Owing to steel shortages during the war, the US military began seeking alternate materials for building ships, and 12 ferrocement (reinforced concrete) ships were ordered. The Atlantus was finished after the war, but did see service for two years before being retired in 1920. The ship was going to be used to construct a ferry dock in Cape May, but it broke its moorings and ended up running aground off Sunset Beach. It was unable to be freed, and has remained in place since 1926 (via Wikipedia)

Photograph of SS Atlantus from 1926, after it had run aground
The SS Atlantus, post-beaching. Date of photo unknown.
Postcard of SS Atlantus, depicting ship after it had run aground.
Postcard of the SS Atlantus, circa 1940. For a while, a local boat insurance company painted an advertisement on the bow of the ship.
Wreck of Atlantus, viewed through car windshield.
Rainy day to visit the beach. Looking out at the water, you can see the stern of the ship. The Atlantus broke apart into three sections over the years. The stern is the only section that remains visible. The middle of the ship is completely underwater, and the bow is visible only at low tide.
Photograph of beach on cloudy day, wreck of Atlantus is background
The remains of the Atlantus.
Photo of wreck of SS Atlantus at sunset
A photo I took of the wreck at sunset several months ago.

If you are interested in learning more details of the story of this questionable engineering decision, this article from Weird N.J. provides further information. Dad and I remarked that we see less and less of the ship each time we visit, and the continuous erosion of the vessel from the waves means that someday, the ship will be completely underwater.

Our curiosity satisfied, we headed into Cape May  to do some shopping and grab an early dinner before beginning the drive back. While we both would have enjoyed another day at the shore, my Dad is a minister, so he had to return home to be ready for church tomorrow. After two days of rain and wind, we had a pleasant drive home, as the wet weather ended and the sun managed to break through the clouds.

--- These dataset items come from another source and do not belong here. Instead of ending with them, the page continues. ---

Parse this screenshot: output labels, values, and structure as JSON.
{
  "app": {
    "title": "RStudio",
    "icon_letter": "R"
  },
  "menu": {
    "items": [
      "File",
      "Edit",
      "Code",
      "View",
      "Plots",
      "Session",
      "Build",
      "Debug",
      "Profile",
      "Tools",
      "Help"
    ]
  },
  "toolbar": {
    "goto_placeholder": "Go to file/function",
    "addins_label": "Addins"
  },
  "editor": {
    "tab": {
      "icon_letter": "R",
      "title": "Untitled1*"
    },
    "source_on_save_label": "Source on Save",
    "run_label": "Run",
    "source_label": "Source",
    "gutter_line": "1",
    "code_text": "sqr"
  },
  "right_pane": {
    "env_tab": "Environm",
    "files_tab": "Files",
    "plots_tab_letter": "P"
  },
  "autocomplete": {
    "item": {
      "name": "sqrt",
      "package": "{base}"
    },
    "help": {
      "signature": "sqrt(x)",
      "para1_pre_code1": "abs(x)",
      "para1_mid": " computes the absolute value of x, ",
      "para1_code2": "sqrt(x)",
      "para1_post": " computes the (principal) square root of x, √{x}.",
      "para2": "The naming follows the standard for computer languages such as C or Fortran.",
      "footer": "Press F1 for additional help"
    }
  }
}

Photo of a beach and sea, with sun appearing in cloudy sky.
Literally five minutes before leaving, the clouds cleared and we were able to see blue skies.
Photograph of river at sunset.
I managed to arrive home right before sunset.
Gray Honda Accord in front of sunset sky.
How best to photograph a dirty car? In the dark, of course.
Gray Honda Accord in front of sunset sky.
The end of a fun, if too brief, trip with my Dad.

While the weather did not cooperate, I was still very happy to spend the time with my Dad. It was also the most time he had spent in the Accord, and he remarked that it was a comfortable, sporty car, and was very well equipped for extended time on the road. I have already recommended Cape May, New Jersey in a previous post,  but should you find yourself at the shore, do yourself a favor and stop by Sunset Beach to check out the wreck of the Atlantus, climb the Cape May Lighthouse, pick up some Cape May diamonds from the beach, and watch the sun go down beneath the waves.